We have not reformed sentencing guidelines adequately. Our prisons are understaffed. We have no plan to reform petty criminals before they become career criminals. We are imposing barriers against people reforming their own lives such as regulations barring many ex-cons from hairdressing.
The Economic Development strategy has resulted in one of the slowest growing private job sector in America. The EDO is consumed with its own management soap opera. The milking of the franchise fee is starting to cost us business.

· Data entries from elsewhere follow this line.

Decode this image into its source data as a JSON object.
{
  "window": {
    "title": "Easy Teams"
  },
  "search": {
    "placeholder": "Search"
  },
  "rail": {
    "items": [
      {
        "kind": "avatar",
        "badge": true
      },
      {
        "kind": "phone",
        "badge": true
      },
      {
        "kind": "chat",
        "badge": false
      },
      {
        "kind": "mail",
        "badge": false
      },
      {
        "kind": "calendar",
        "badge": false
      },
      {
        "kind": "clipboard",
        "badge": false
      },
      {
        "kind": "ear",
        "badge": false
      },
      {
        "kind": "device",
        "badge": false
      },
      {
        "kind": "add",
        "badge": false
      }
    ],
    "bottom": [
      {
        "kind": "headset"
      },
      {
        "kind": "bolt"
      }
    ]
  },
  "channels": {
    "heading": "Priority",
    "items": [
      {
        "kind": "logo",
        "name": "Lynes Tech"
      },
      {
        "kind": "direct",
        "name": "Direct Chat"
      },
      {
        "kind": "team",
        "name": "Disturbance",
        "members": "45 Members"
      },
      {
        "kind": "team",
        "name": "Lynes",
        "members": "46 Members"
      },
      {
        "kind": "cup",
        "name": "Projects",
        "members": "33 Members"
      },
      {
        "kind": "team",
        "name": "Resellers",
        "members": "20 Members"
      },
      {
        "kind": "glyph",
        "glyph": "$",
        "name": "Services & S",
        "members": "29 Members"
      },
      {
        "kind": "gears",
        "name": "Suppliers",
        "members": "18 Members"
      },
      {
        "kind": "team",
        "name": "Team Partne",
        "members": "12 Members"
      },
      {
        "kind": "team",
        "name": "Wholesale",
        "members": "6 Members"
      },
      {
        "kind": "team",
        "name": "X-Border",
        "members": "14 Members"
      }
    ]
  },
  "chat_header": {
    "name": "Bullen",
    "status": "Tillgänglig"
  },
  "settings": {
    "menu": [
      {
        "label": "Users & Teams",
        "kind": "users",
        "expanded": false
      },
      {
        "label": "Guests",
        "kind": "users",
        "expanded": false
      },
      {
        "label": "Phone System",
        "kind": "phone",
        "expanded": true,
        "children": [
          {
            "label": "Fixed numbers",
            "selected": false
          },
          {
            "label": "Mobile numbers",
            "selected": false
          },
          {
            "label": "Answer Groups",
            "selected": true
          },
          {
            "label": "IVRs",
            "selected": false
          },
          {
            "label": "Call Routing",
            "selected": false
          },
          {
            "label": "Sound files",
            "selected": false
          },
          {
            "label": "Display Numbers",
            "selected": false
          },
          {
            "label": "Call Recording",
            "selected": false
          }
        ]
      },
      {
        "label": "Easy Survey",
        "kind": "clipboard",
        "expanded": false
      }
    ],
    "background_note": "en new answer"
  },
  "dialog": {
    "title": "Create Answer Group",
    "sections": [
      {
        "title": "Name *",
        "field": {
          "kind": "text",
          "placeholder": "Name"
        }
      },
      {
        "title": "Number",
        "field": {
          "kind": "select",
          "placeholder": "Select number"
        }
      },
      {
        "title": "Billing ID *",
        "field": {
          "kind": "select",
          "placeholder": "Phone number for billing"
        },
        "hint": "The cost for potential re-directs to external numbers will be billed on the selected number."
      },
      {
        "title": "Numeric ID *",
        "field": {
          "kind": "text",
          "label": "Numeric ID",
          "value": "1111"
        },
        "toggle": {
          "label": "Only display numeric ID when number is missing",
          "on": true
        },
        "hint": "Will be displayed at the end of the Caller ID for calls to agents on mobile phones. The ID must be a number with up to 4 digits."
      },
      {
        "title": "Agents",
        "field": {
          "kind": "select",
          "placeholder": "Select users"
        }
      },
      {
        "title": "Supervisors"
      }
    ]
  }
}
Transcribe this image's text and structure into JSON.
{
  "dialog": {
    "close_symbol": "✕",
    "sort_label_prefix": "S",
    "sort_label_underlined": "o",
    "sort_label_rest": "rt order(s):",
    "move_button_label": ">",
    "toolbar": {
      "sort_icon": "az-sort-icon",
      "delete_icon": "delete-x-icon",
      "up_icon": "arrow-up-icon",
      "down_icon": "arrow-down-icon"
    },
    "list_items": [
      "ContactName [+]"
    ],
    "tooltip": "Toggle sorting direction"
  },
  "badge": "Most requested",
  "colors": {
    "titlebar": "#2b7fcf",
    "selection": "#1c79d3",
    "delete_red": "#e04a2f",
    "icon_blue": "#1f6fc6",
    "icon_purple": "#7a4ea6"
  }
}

Medicaid reimbursement cuts are almost bankrupting St. Francis and forcing many doctors to stop seeing poor patients. Providers actually lose money on some procedures. Medicines are being denied patients by the program. So much for thinking the state is the solution for the health insurance problem. State health care facilities in the prisons and psychiatric hospital are wanting. The response to inquiries is to stonewall.

Overall, I think this state can do better. The current leadership has no strategy to deal with the coming storm represented by the challenges listed. They have failed in some of the areas they already have the tools with which to work.